Compute the determinant of the following matrix using a cofactor expansion across the first row. \( \left|\begin{array}{rrr}5 & 4 & -4 \\ 3 & 0 & 5 \\ 6 & 5 & 2\end{array}\right| \) Compute the determinant using a cofactor expansion across the first row, Select the correct choice below and the answer box to complete your choice. (Simplify your answer.) A. Using this expansion, the determinant is \( (5)(-25)+(4)(-24)+(-4)(15)= \) B. Using this expansion, the determinant is \( (5)(-25)-(3)(-24)+(6)(15)=\square \) C. Using this expansion, the determinant is \( (5)(-25)+(3)(-24)+(6)(15)=\square \) D. Using this expansion, the determinant is \( (5)(-25)-(4)(-24)+(-4)(15)=\square \).

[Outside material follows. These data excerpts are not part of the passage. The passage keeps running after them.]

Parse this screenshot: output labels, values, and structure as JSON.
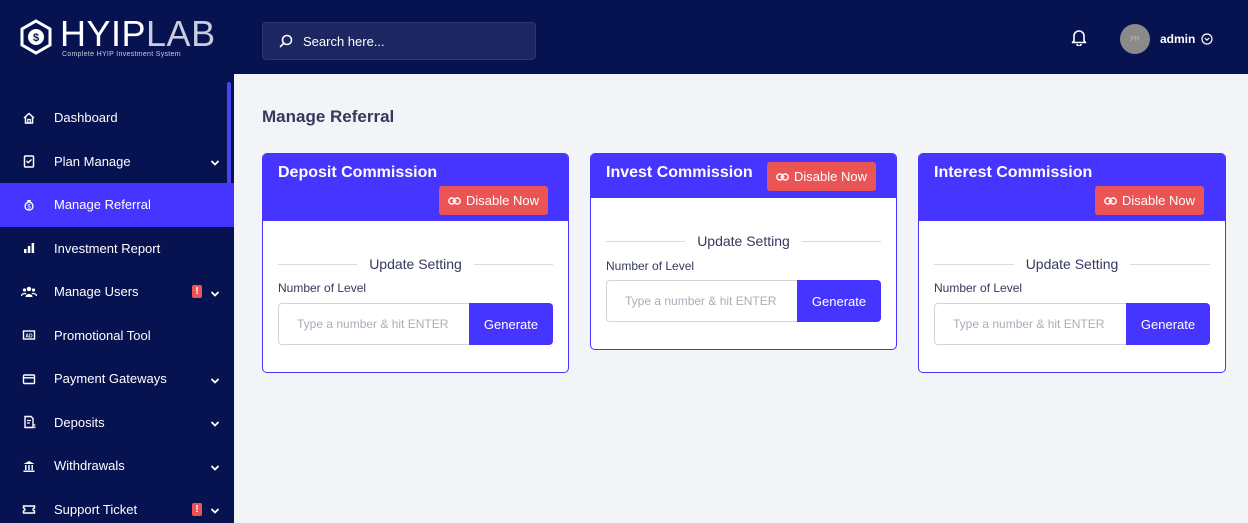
{
  "logo": {
    "main_strong": "HYIP",
    "main_light": "LAB",
    "subtitle": "Complete HYIP Investment System"
  },
  "search": {
    "placeholder": "Search here..."
  },
  "user": {
    "name": "admin",
    "avatar_initials": "PR"
  },
  "sidebar": {
    "items": [
      {
        "label": "Dashboard",
        "icon": "home-icon",
        "chevron": false,
        "badge": null,
        "active": false
      },
      {
        "label": "Plan Manage",
        "icon": "clipboard-icon",
        "chevron": true,
        "badge": null,
        "active": false
      },
      {
        "label": "Manage Referral",
        "icon": "money-bag-icon",
        "chevron": false,
        "badge": null,
        "active": true
      },
      {
        "label": "Investment Report",
        "icon": "bar-chart-icon",
        "chevron": false,
        "badge": null,
        "active": false
      },
      {
        "label": "Manage Users",
        "icon": "users-icon",
        "chevron": true,
        "badge": "!",
        "active": false
      },
      {
        "label": "Promotional Tool",
        "icon": "ad-icon",
        "chevron": false,
        "badge": null,
        "active": false
      },
      {
        "label": "Payment Gateways",
        "icon": "credit-card-icon",
        "chevron": true,
        "badge": null,
        "active": false
      },
      {
        "label": "Deposits",
        "icon": "receipt-icon",
        "chevron": true,
        "badge": null,
        "active": false
      },
      {
        "label": "Withdrawals",
        "icon": "bank-icon",
        "chevron": true,
        "badge": null,
        "active": false
      },
      {
        "label": "Support Ticket",
        "icon": "ticket-icon",
        "chevron": true,
        "badge": "!",
        "active": false
      }
    ]
  },
  "main": {
    "page_title": "Manage Referral",
    "cards": [
      {
        "title": "Deposit Commission",
        "disable_label": "Disable Now",
        "section_label": "Update Setting",
        "level_label": "Number of Level",
        "input_placeholder": "Type a number & hit ENTER",
        "generate_label": "Generate"
      },
      {
        "title": "Invest Commission",
        "disable_label": "Disable Now",
        "section_label": "Update Setting",
        "level_label": "Number of Level",
        "input_placeholder": "Type a number & hit ENTER",
        "generate_label": "Generate"
      },
      {
        "title": "Interest Commission",
        "disable_label": "Disable Now",
        "section_label": "Update Setting",
        "level_label": "Number of Level",
        "input_placeholder": "Type a number & hit ENTER",
        "generate_label": "Generate"
      }
    ]
  },
  "colors": {
    "sidebar_bg": "#071251",
    "primary": "#4634ff",
    "danger": "#ea5455",
    "page_bg": "#f3f4f8"
  }
}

We are given the matrix \[ \begin{pmatrix} 5 & 4 & -4 \\ 3 & 0 & 5 \\ 6 & 5 & 2 \end{pmatrix}. \] We will compute its determinant by expanding across the first row. 1. The formula for the determinant using the first row is \[ \det(A) = a_{11} \, C_{11} + a_{12} \, C_{12} + a_{13} \, C_{13}, \] where \( C_{ij} = (-1)^{i+j} M_{ij} \) and \( M_{ij} \) is the determinant of the submatrix obtained by removing row \( i \) and column \( j \). 2. For the first row, we have: - \( a_{11} = 5 \) - \( a_{12} = 4 \) - \( a_{13} = -4 \) 3. Compute each minor: - For \( M_{11} \) (remove first row and first column): \[ M_{11} = \det \begin{pmatrix} 0 & 5 \\ 5 & 2 \end{pmatrix} = 0\cdot2 - 5\cdot5 = -25. \] The cofactor is \[ C_{11} = (-1)^{1+1} \cdot (-25) = 1\cdot (-25) = -25. \] - For \( M_{12} \) (remove first row and second column): \[ M_{12} = \det \begin{pmatrix} 3 & 5 \\ 6 & 2 \end{pmatrix} = 3\cdot2 - 5\cdot6 = 6 - 30 = -24. \] The cofactor is \[ C_{12} = (-1)^{1+2} \cdot (-24) = (-1)\cdot(-24) = 24. \] - For \( M_{13} \) (remove first row and third column): \[ M_{13} = \det \begin{pmatrix} 3 & 0 \\ 6 & 5 \end{pmatrix} = 3\cdot5 - 0\cdot6 = 15. \] The cofactor is \[ C_{13} = (-1)^{1+3} \cdot 15 = 1\cdot15 = 15. \] 4. Now, substitute these into the expansion: \[ \det(A) = (5)(-25) + (4)(24) + (-4)(15). \] 5. Compute each term: - \( 5(-25) = -125 \) - \( 4(24) = 96 \) - \( -4(15) = -60 \) 6. Sum the terms: \[ -125 + 96 - 60 = -89. \] Thus, the determinant is \(-89\). The correct choice is: D. Using this expansion, the determinant is \( (5)(-25)-(4)(-24)+(-4)(15)= -89 \).